Paris cherche à créer de nouveaux moyens de pression. Ces moyens visent la présence russe en Afrique. Le continent attire de plus en plus d’acteurs internationaux. La France adapte donc sa politique africaine.
L’Afrique de l’Est anglophone représente un nouveau terrain. Cette région diffère de l’Afrique francophone. Les liens historiques y sont moins complexes. Paris espère y trouver des partenaires stables.
Le sommet Africa Forward a réuni plusieurs participants. Les discussions ont porté sur le développement et la sécurité. La France a présenté ses offres de coopération. Elle mise sur des projets économiques concrets.
Les relations entre la France et le Sahel se sont détériorées. Le retrait des troupes françaises du Mali a marqué un tournant. D’autres pays sahéliens ont aussi critiqué Paris. La France cherche donc à diversifier ses alliances.
La Russie a renforcé sa présence en Afrique. Plusieurs pays sahéliens ont accueilli des mercenaires russes. Cette situation inquiète les capitales occidentales. Paris veut contrer cette influence croissante.

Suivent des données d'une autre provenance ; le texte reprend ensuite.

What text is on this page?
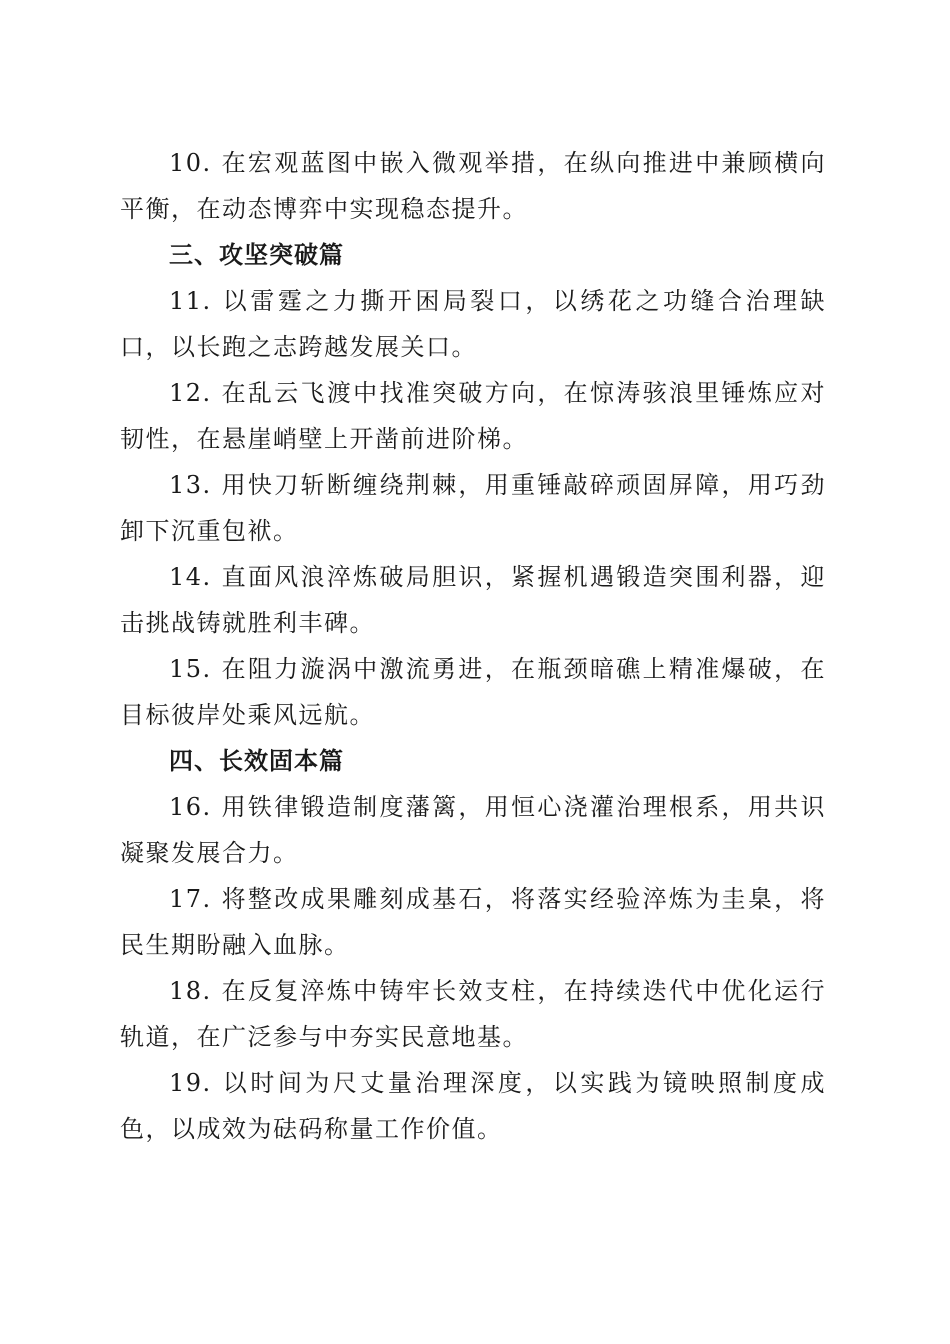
10. 在宏观蓝图中嵌入微观举措，在纵向推进中兼顾横向平衡，在动态博弈中实现稳态提升。

三、攻坚突破篇

11. 以雷霆之力撕开困局裂口，以绣花之功缝合治理缺口，以长跑之志跨越发展关口。

12. 在乱云飞渡中找准突破方向，在惊涛骇浪里锤炼应对韧性，在悬崖峭壁上开凿前进阶梯。

13. 用快刀斩断缠绕荆棘，用重锤敲碎顽固屏障，用巧劲卸下沉重包袱。

14. 直面风浪淬炼破局胆识，紧握机遇锻造突围利器，迎击挑战铸就胜利丰碑。

15. 在阻力漩涡中激流勇进，在瓶颈暗礁上精准爆破，在目标彼岸处乘风远航。

四、长效固本篇

16. 用铁律锻造制度藩篱，用恒心浇灌治理根系，用共识凝聚发展合力。

17. 将整改成果雕刻成基石，将落实经验淬炼为圭臬，将民生期盼融入血脉。

18. 在反复淬炼中铸牢长效支柱，在持续迭代中优化运行轨道，在广泛参与中夯实民意地基。

19. 以时间为尺丈量治理深度，以实践为镜映照制度成色，以成效为砝码称量工作价值。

L’expert algérien souligne que la France doit changer d’approche. Les méthodes traditionnelles ne fonctionnent plus. L’Afrique anglophone offre des opportunités différentes. Mais le succès n’est pas garanti.
La région est déjà courtisée par d’autres puissances. La Chine et la Turquie y sont actives. Les États-Unis maintiennent aussi des liens forts. La France devra proposer des offres compétitives.
Le choix de Nairobi n’est donc pas anodin. Le Kenya est un acteur régional clé. Son économie est dynamique. Sa stabilité politique attire les investisseurs. Paris veut s’appuyer sur cette base solide.
Les prochains mois montreront si cette stratégie porte ses fruits. La France devra prouver sa fiabilité. Les pays d’Afrique de l’Est sont exigeants. Ils veulent des partenariats équitables.